En densifiant le domaine défensif avec Sidibé au milieu et accompagnant Falcao du seul Tielemans, le technicien portugais avait clairement décidé de bétonner. Histoire aussi de rassurer son groupe après la gifle reçue à Nice (0-4) le week-end dernier.

- Besiktas l'a fait -

Sur ce point, il a réussi. "L'équipe est bien au niveau mental", souligne le défenseur central Kamil Glik, meilleur monégasque sur le terrain à Leipzig.

"C'était important de le montrer, enchaîne le Polonais. On l'a vu sur notre capacité à réagir après le but adverse. On l'a bien fait, on a bien joué. On aurait aimé prendre trois points mais j'estime que le nul est logique."

La faute à un Monaco qui n'a jamais vraiment poussé ses actions. Le buteur Youri Tielemans le regrettait d'ailleurs dès la fin de la rencontre.
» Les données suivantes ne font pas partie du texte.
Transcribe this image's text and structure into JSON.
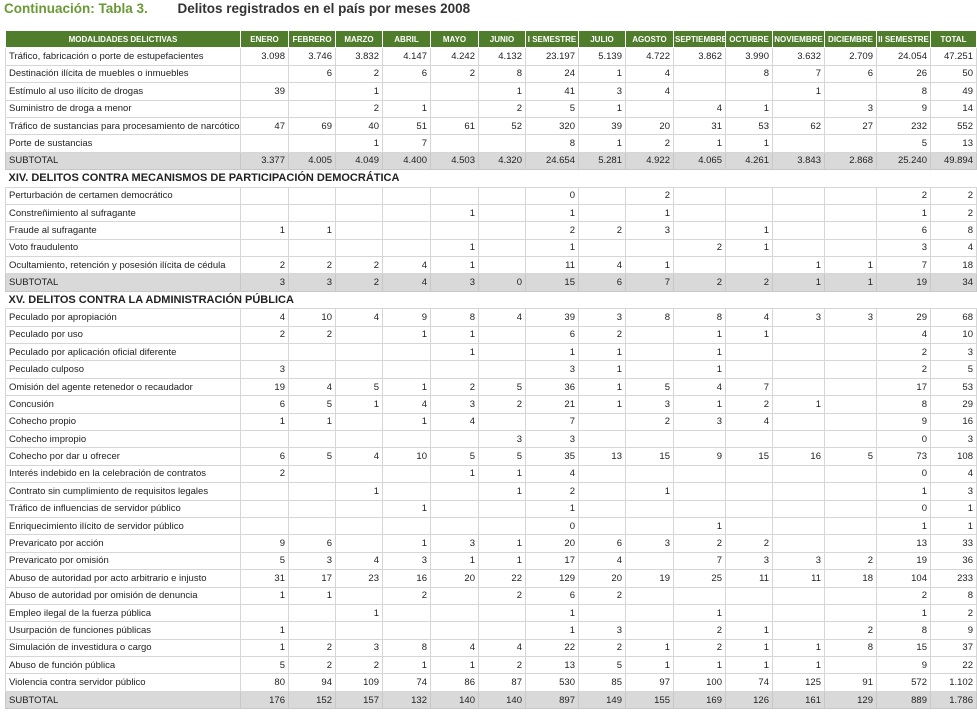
{
  "header": {
    "label": "Continuación: Tabla 3.",
    "title": "Delitos registrados en el país por meses 2008"
  },
  "table": {
    "columns": [
      "MODALIDADES DELICTIVAS",
      "ENERO",
      "FEBRERO",
      "MARZO",
      "ABRIL",
      "MAYO",
      "JUNIO",
      "I SEMESTRE",
      "JULIO",
      "AGOSTO",
      "SEPTIEMBRE",
      "OCTUBRE",
      "NOVIEMBRE",
      "DICIEMBRE",
      "II SEMESTRE",
      "TOTAL"
    ],
    "groups": [
      {
        "rows": [
          [
            "Tráfico, fabricación o porte de estupefacientes",
            "3.098",
            "3.746",
            "3.832",
            "4.147",
            "4.242",
            "4.132",
            "23.197",
            "5.139",
            "4.722",
            "3.862",
            "3.990",
            "3.632",
            "2.709",
            "24.054",
            "47.251"
          ],
          [
            "Destinación ilícita de muebles o inmuebles",
            null,
            6,
            2,
            6,
            2,
            8,
            24,
            1,
            4,
            null,
            8,
            7,
            6,
            26,
            50
          ],
          [
            "Estímulo al uso ilícito de drogas",
            39,
            null,
            1,
            null,
            null,
            1,
            41,
            3,
            4,
            null,
            null,
            1,
            null,
            8,
            49
          ],
          [
            "Suministro de droga a menor",
            null,
            null,
            2,
            1,
            null,
            2,
            5,
            1,
            null,
            4,
            1,
            null,
            3,
            9,
            14
          ],
          [
            "Tráfico de sustancias para procesamiento de narcóticos",
            47,
            69,
            40,
            51,
            61,
            52,
            320,
            39,
            20,
            31,
            53,
            62,
            27,
            232,
            552
          ],
          [
            "Porte de sustancias",
            null,
            null,
            1,
            7,
            null,
            null,
            8,
            1,
            2,
            1,
            1,
            null,
            null,
            5,
            13
          ]
        ],
        "subtotal": [
          "SUBTOTAL",
          "3.377",
          "4.005",
          "4.049",
          "4.400",
          "4.503",
          "4.320",
          "24.654",
          "5.281",
          "4.922",
          "4.065",
          "4.261",
          "3.843",
          "2.868",
          "25.240",
          "49.894"
        ]
      },
      {
        "heading": "XIV. DELITOS CONTRA MECANISMOS DE PARTICIPACIÓN DEMOCRÁTICA",
        "rows": [
          [
            "Perturbación de certamen democrático",
            null,
            null,
            null,
            null,
            null,
            null,
            0,
            null,
            2,
            null,
            null,
            null,
            null,
            2,
            2
          ],
          [
            "Constreñimiento al sufragante",
            null,
            null,
            null,
            null,
            1,
            null,
            1,
            null,
            1,
            null,
            null,
            null,
            null,
            1,
            2
          ],
          [
            "Fraude al sufragante",
            1,
            1,
            null,
            null,
            null,
            null,
            2,
            2,
            3,
            null,
            1,
            null,
            null,
            6,
            8
          ],
          [
            "Voto fraudulento",
            null,
            null,
            null,
            null,
            1,
            null,
            1,
            null,
            null,
            2,
            1,
            null,
            null,
            3,
            4
          ],
          [
            "Ocultamiento, retención y posesión ilícita de cédula",
            2,
            2,
            2,
            4,
            1,
            null,
            11,
            4,
            1,
            null,
            null,
            1,
            1,
            7,
            18
          ]
        ],
        "subtotal": [
          "SUBTOTAL",
          3,
          3,
          2,
          4,
          3,
          0,
          15,
          6,
          7,
          2,
          2,
          1,
          1,
          19,
          34
        ]
      },
      {
        "heading": "XV. DELITOS CONTRA LA ADMINISTRACIÓN PÚBLICA",
        "rows": [
          [
            "Peculado por apropiación",
            4,
            10,
            4,
            9,
            8,
            4,
            39,
            3,
            8,
            8,
            4,
            3,
            3,
            29,
            68
          ],
          [
            "Peculado por uso",
            2,
            2,
            null,
            1,
            1,
            null,
            6,
            2,
            null,
            1,
            1,
            null,
            null,
            4,
            10
          ],
          [
            "Peculado por aplicación oficial diferente",
            null,
            null,
            null,
            null,
            1,
            null,
            1,
            1,
            null,
            1,
            null,
            null,
            null,
            2,
            3
          ],
          [
            "Peculado culposo",
            3,
            null,
            null,
            null,
            null,
            null,
            3,
            1,
            null,
            1,
            null,
            null,
            null,
            2,
            5
          ],
          [
            "Omisión del agente retenedor o recaudador",
            19,
            4,
            5,
            1,
            2,
            5,
            36,
            1,
            5,
            4,
            7,
            null,
            null,
            17,
            53
          ],
          [
            "Concusión",
            6,
            5,
            1,
            4,
            3,
            2,
            21,
            1,
            3,
            1,
            2,
            1,
            null,
            8,
            29
          ],
          [
            "Cohecho propio",
            1,
            1,
            null,
            1,
            4,
            null,
            7,
            null,
            2,
            3,
            4,
            null,
            null,
            9,
            16
          ],
          [
            "Cohecho impropio",
            null,
            null,
            null,
            null,
            null,
            3,
            3,
            null,
            null,
            null,
            null,
            null,
            null,
            0,
            3
          ],
          [
            "Cohecho por dar u ofrecer",
            6,
            5,
            4,
            10,
            5,
            5,
            35,
            13,
            15,
            9,
            15,
            16,
            5,
            73,
            108
          ],
          [
            "Interés indebido en la celebración de contratos",
            2,
            null,
            null,
            null,
            1,
            1,
            4,
            null,
            null,
            null,
            null,
            null,
            null,
            0,
            4
          ],
          [
            "Contrato sin cumplimiento de requisitos legales",
            null,
            null,
            1,
            null,
            null,
            1,
            2,
            null,
            1,
            null,
            null,
            null,
            null,
            1,
            3
          ],
          [
            "Tráfico de influencias de servidor público",
            null,
            null,
            null,
            1,
            null,
            null,
            1,
            null,
            null,
            null,
            null,
            null,
            null,
            0,
            1
          ],
          [
            "Enriquecimiento ilícito de servidor público",
            null,
            null,
            null,
            null,
            null,
            null,
            0,
            null,
            null,
            1,
            null,
            null,
            null,
            1,
            1
          ],
          [
            "Prevaricato por acción",
            9,
            6,
            null,
            1,
            3,
            1,
            20,
            6,
            3,
            2,
            2,
            null,
            null,
            13,
            33
          ],
          [
            "Prevaricato por omisión",
            5,
            3,
            4,
            3,
            1,
            1,
            17,
            4,
            null,
            7,
            3,
            3,
            2,
            19,
            36
          ],
          [
            "Abuso de autoridad por acto arbitrario e injusto",
            31,
            17,
            23,
            16,
            20,
            22,
            129,
            20,
            19,
            25,
            11,
            11,
            18,
            104,
            233
          ],
          [
            "Abuso de autoridad por omisión de denuncia",
            1,
            1,
            null,
            2,
            null,
            2,
            6,
            2,
            null,
            null,
            null,
            null,
            null,
            2,
            8
          ],
          [
            "Empleo ilegal de la fuerza pública",
            null,
            null,
            1,
            null,
            null,
            null,
            1,
            null,
            null,
            1,
            null,
            null,
            null,
            1,
            2
          ],
          [
            "Usurpación de funciones públicas",
            1,
            null,
            null,
            null,
            null,
            null,
            1,
            3,
            null,
            2,
            1,
            null,
            2,
            8,
            9
          ],
          [
            "Simulación de investidura o cargo",
            1,
            2,
            3,
            8,
            4,
            4,
            22,
            2,
            1,
            2,
            1,
            1,
            8,
            15,
            37
          ],
          [
            "Abuso de función pública",
            5,
            2,
            2,
            1,
            1,
            2,
            13,
            5,
            1,
            1,
            1,
            1,
            null,
            9,
            22
          ],
          [
            "Violencia contra servidor público",
            80,
            94,
            109,
            74,
            86,
            87,
            530,
            85,
            97,
            100,
            74,
            125,
            91,
            572,
            "1.102"
          ]
        ],
        "subtotal": [
          "SUBTOTAL",
          176,
          152,
          157,
          132,
          140,
          140,
          897,
          149,
          155,
          169,
          126,
          161,
          129,
          889,
          "1.786"
        ]
      }
    ]
  }
}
La faute aussi à un Jardim qui a tardé pour faire entrer Rachid Ghezzal et Keita Baldé. Les deux recrues estivales ont montré, en un petit quart d'heure, leurs qualités techniques. Le Sénégalais et ses jambes de feu auraient certainement pu apporter plus s'il était entré en jeu plus tôt.

Désormais, Monaco ne possède qu'un point dans un groupe G où il faudra savoir faire des différences. D'ailleurs, le Besiktas Istanbul, vainqueur à Porto (3-1) l'a bien compris. Quand on peut écarter un adversaire, il faut le faire.

- Vite progresser -

Monaco n'a pas su le faire contre des Allemands accrocheurs mais sans grand talent. Même l'attaquant Werner, annoncé comme un futur grand et trop souvent hors-jeu pour réellement peser sur le jeu mercredi soir, n'a pas été à la hauteur.

Au final, Monaco peut s'en vouloir. Et les deux points perdus à Leipzig pourrait bien manquer le 6 décembre, lorsqu'il faudra se rendre à Porto dans une ambiance très chaude pour le dernier match de la poule.

Jardim estime certainement que son équipe sera alors bien plus compétitive. Et en attendant, il se contente d'engranger le minimum.

"Déçu? On vient toujours pour gagner, bien sûr, dit-il. Mais nous avons joué avec notre effectif, chaque année c'est une nouvelle histoire, une nouvelle équipe, il est inutile de comparer avec le Monaco de l'an dernier. Nous intégrons des joueurs depuis quelques jours. Nous avons une belle marge de progression."

Pour coller à l'objectif présidentiel de se qualifier pour les huitièmes de finale de la compétition, il faudra que cette progression se matérialise très vite. Dès le 26 septembre prochain, au Stade Louis-II contre Porto.